Net profit for the three months ending June 30 declined to 2.09 billion Saudi riyals (Dh2.05bn), the lender said in a statement to the Tadawul stock exchange, where its shares trade. Operating income during the period slid 5.6 per cent to 4.76bn riyals.
Total operating expenses iclimbed 18.4 per cent during the period, “mainly due to higher net impairment charge for expected credit losses". They were partially offset by a decrease in salaries and employee-related expenses, rent and premises-related expenses, depreciation or amortisation of property, equipment, software and ROU (right of use) assets, and other general and administrative expenses, the statement said.
The net impairment charge for expected credit losses rose 155 per cent year-on-year to 828 million riyals, it added.
The lender did not give a reason for the higher impairment charge, but banks across the world have been setting aside more provisions to deal with souring loans as the economic fallout from Covid-19 spreads.
The lender's total revenue from special commissions/financing and investments dropped 8 per cent in the second quarter to 4.6bn riyals.
During the first half of 2020, net profit dropped 10 per cent to 4.92bn riyals, on higher total expenses, net impairment charges for expected credit losses and depreciation/amortisation of various assets.

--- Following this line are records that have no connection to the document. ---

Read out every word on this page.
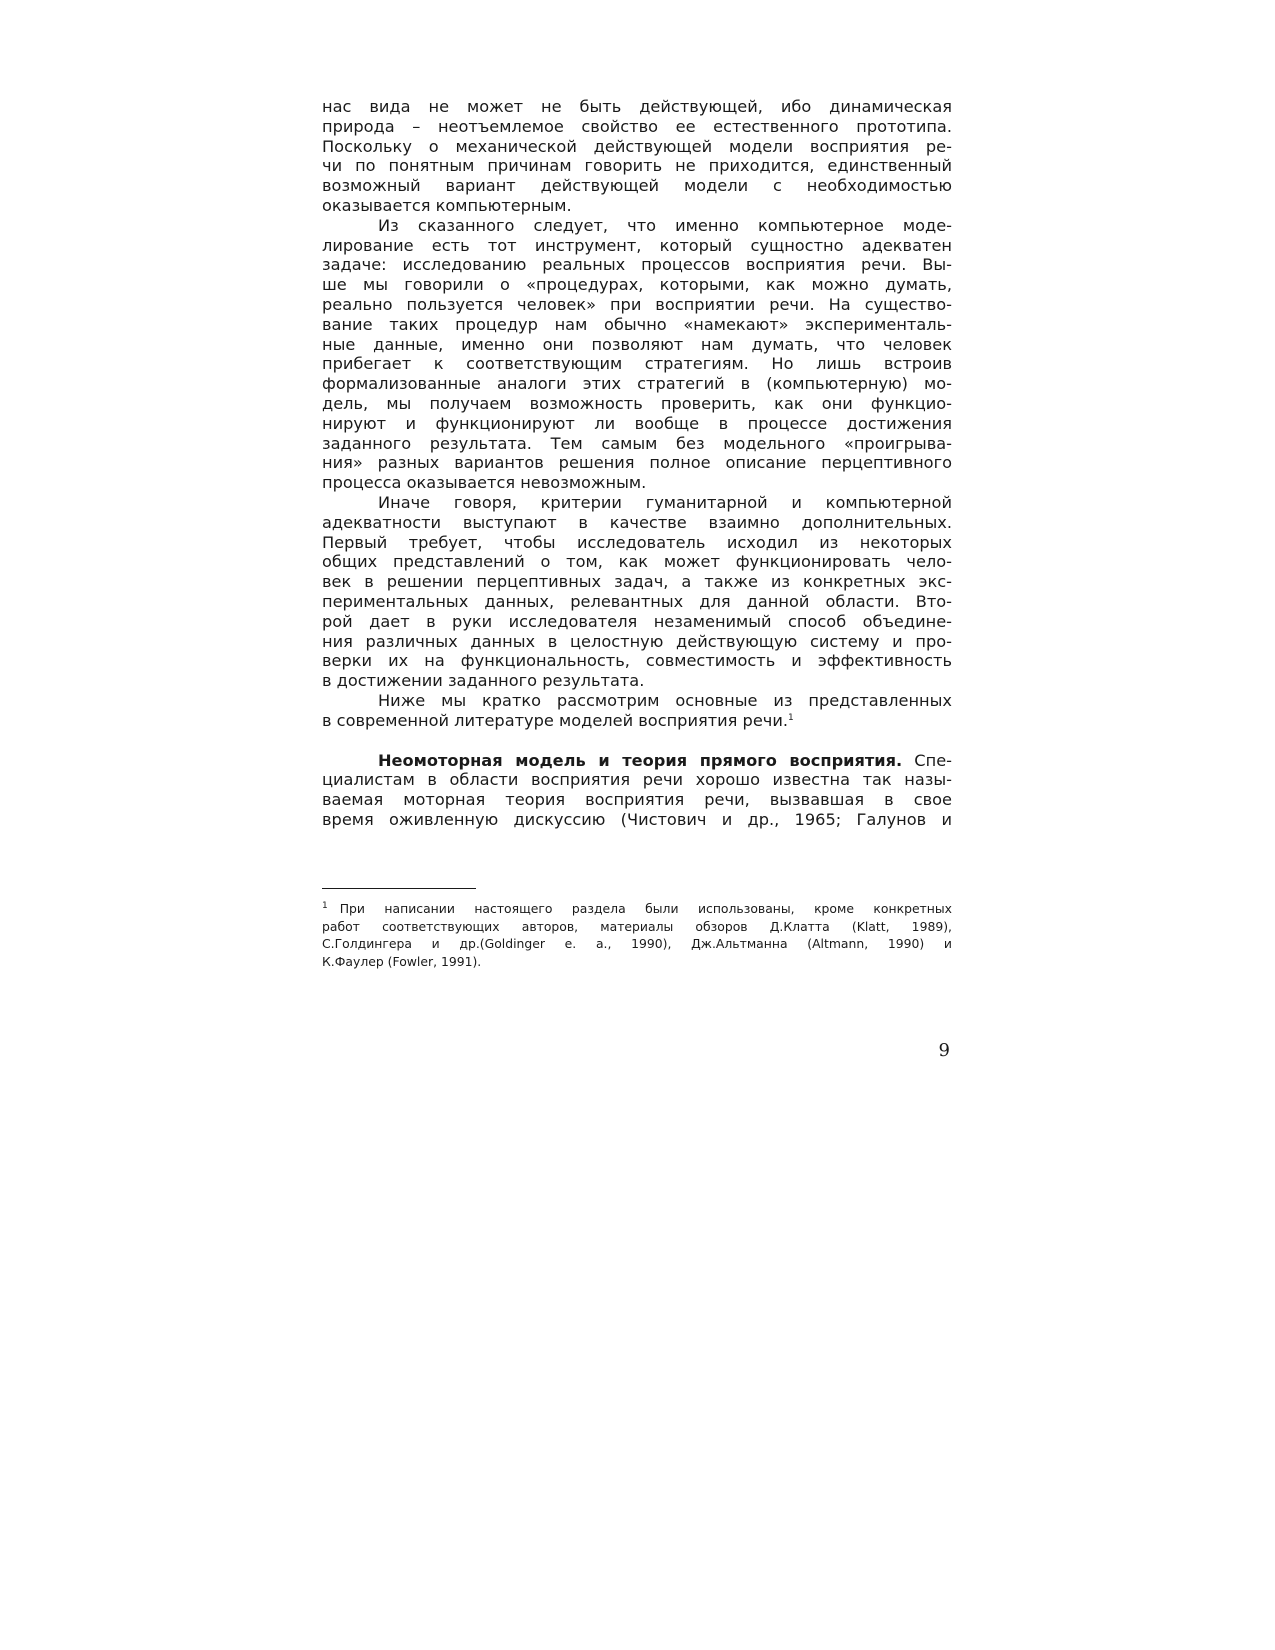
нас вида не может не быть действующей, ибо динамическая
природа – неотъемлемое свойство ее естественного прототипа.
Поскольку о механической действующей модели восприятия ре-
чи по понятным причинам говорить не приходится, единственный
возможный вариант действующей модели с необходимостью
оказывается компьютерным.
Из сказанного следует, что именно компьютерное моде-
лирование есть тот инструмент, который сущностно адекватен
задаче: исследованию реальных процессов восприятия речи. Вы-
ше мы говорили о «процедурах, которыми, как можно думать,
реально пользуется человек» при восприятии речи. На существо-
вание таких процедур нам обычно «намекают» эксперименталь-
ные данные, именно они позволяют нам думать, что человек
прибегает к соответствующим стратегиям. Но лишь встроив
формализованные аналоги этих стратегий в (компьютерную) мо-
дель, мы получаем возможность проверить, как они функцио-
нируют и функционируют ли вообще в процессе достижения
заданного результата. Тем самым без модельного «проигрыва-
ния» разных вариантов решения полное описание перцептивного
процесса оказывается невозможным.
Иначе говоря, критерии гуманитарной и компьютерной
адекватности выступают в качестве взаимно дополнительных.
Первый требует, чтобы исследователь исходил из некоторых
общих представлений о том, как может функционировать чело-
век в решении перцептивных задач, а также из конкретных экс-
периментальных данных, релевантных для данной области. Вто-
рой дает в руки исследователя незаменимый способ объедине-
ния различных данных в целостную действующую систему и про-
верки их на функциональность, совместимость и эффективность
в достижении заданного результата.
Ниже мы кратко рассмотрим основные из представленных
в современной литературе моделей восприятия речи.$^1$
Неомоторная модель и теория прямого восприятия. Спе-
циалистам в области восприятия речи хорошо известна так назы-
ваемая моторная теория восприятия речи, вызвавшая в свое
время оживленную дискуссию (Чистович и др., 1965; Галунов и
$^1$ При написании настоящего раздела были использованы, кроме конкретных
работ соответствующих авторов, материалы обзоров Д.Клатта (Klatt, 1989),
С.Голдингера и др.(Goldinger e. a., 1990), Дж.Альтманна (Altmann, 1990) и
К.Фаулер (Fowler, 1991).
9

The net impairment charge for expected credit losses in the six-month period climbed 160 per cent to 1.2bn riyals, according to the statement. Total operating income increased 0.7 per cent to 10bn riyals.
"With the exception of loan growth (positive surprise), underlying trends were broadly in line with our expectations," EFG Hermes said in a note on Monday.
Last month, NCB entered into a framework agreement with Samba Financial Group, to explore a merger of the two lenders that could create the third-biggest banking entity in the Arab world by assets.
If the two sides agree terms, NCB will be the merging bank and Samba Financial Group being the merged bank.
The merged entity would be the third-largest lender in the Arab world with more than $213bn (Dh781bn) in assets as of the end of March 2020, about 5 per cent higher since the end of 2019. The lenders had a combined 29 per cent market share as of the end of last year, based on total deposits held.
NCB finished the period to June 30 with customer deposits of 380.4bn riyals and total assets of 557.31bn riyals.
Saudi Arabia's sovereign wealth fund, the Public Investment Fund, holds a 44.29 per cent stake in NCB, and a 22.91 per cent share of Samba Financial Group, according to stock market data. The Public Pension Agency also owns 5.36 per cent of NCB and 11.54 per cent of Samba, while the General Organisation for Social Insurance has a 5.18 per cent stake in NCB and 7.09 per cent of Samba.
A potential tie-up between two of the kingdom's biggest lenders has generally been looked upon favourably by analysts, who believe the move would give the combined entity greater pricing power in a generally low-interest rate environment, as well as providing useful cost synergies.
Analysts from BofA Securities said the deal "could (conservatively) be 7-10 per cent accretive to NCB earnings by the end of 2022" in a note late last month.
“We believe the merger harbours sound strategic rationale given it could yield significant revenue and cost synergies, make better usage of Samba's underutilised balance sheet and liquidity, and afford greater scale to fund mega-projects,” BofA's analysts said in a note.
Al Rajhi Capital said that Samba Financial is "a more strategic fit" for NCB than a previously-considered tie-up with Riyad Bank, which was abandoned late last year.